Jules Verne et Maurice Renard se retrouvent alors dans un même but : offrir au lecteur l’inconnu, l’ailleurs, qu’il soit purement fictif (Renard) ou parfaitement possible mais incroyable (Verne), le faire rêver, que ce soit par le voyage circumterrestre pour l’un, dans la psyché, l’âme, le merveilleux pour l’autre.

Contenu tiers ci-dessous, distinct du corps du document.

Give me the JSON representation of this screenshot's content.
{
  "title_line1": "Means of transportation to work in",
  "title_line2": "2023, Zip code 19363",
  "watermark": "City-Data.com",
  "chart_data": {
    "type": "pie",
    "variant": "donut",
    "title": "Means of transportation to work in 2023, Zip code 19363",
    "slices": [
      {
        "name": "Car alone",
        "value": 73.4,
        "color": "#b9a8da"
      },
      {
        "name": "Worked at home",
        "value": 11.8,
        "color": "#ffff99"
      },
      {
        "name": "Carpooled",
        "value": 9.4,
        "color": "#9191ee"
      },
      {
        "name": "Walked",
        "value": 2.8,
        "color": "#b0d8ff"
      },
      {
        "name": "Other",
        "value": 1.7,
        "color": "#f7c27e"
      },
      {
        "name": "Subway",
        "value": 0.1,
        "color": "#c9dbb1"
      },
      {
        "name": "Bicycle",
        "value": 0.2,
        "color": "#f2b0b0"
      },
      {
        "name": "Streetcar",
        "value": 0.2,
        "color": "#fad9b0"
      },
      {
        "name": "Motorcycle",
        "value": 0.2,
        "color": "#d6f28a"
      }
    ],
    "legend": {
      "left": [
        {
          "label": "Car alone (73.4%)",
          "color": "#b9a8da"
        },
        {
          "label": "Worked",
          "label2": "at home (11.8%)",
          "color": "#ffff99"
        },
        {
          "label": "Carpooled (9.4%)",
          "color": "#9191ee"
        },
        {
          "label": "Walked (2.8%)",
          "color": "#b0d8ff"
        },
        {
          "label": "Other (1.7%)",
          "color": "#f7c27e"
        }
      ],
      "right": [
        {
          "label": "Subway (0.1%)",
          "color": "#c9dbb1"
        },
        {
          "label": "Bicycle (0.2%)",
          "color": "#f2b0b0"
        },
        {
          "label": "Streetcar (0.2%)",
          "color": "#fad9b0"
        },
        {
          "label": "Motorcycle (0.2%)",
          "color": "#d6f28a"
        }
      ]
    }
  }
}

Il convient alors peut-être finalement de se demander si le fossé entre la conception littéraire des deux auteurs n’est pas une question d’époque : chercher l’inconnu et l’émerveillement est encore possible dans le monde réel (pour bonne part toujours terra incognita, à la fois géographiquement et physiquement) à l’époque de Jules Verne, dont le but avoué est de faire voyager (et instruire) le lecteur, et ne l’est plus à l’époque de Maurice Renard, qui va alors chercher un autre type d’ailleurs et de rêve. Du reste, dans les romans de Jules Verne déjà, on perçoit un assombrissement et une méfiance progressive envers la science réelle, qui, instrument génial du progrès et du positivisme dans les œuvres des débuts, donne naissance en fin de siècle au personnage du savant-fou, incarnation dans Face au Drapeau (1896) de la possibilité de l’anéantissement total, et future figure clef du merveilleux-scientifique.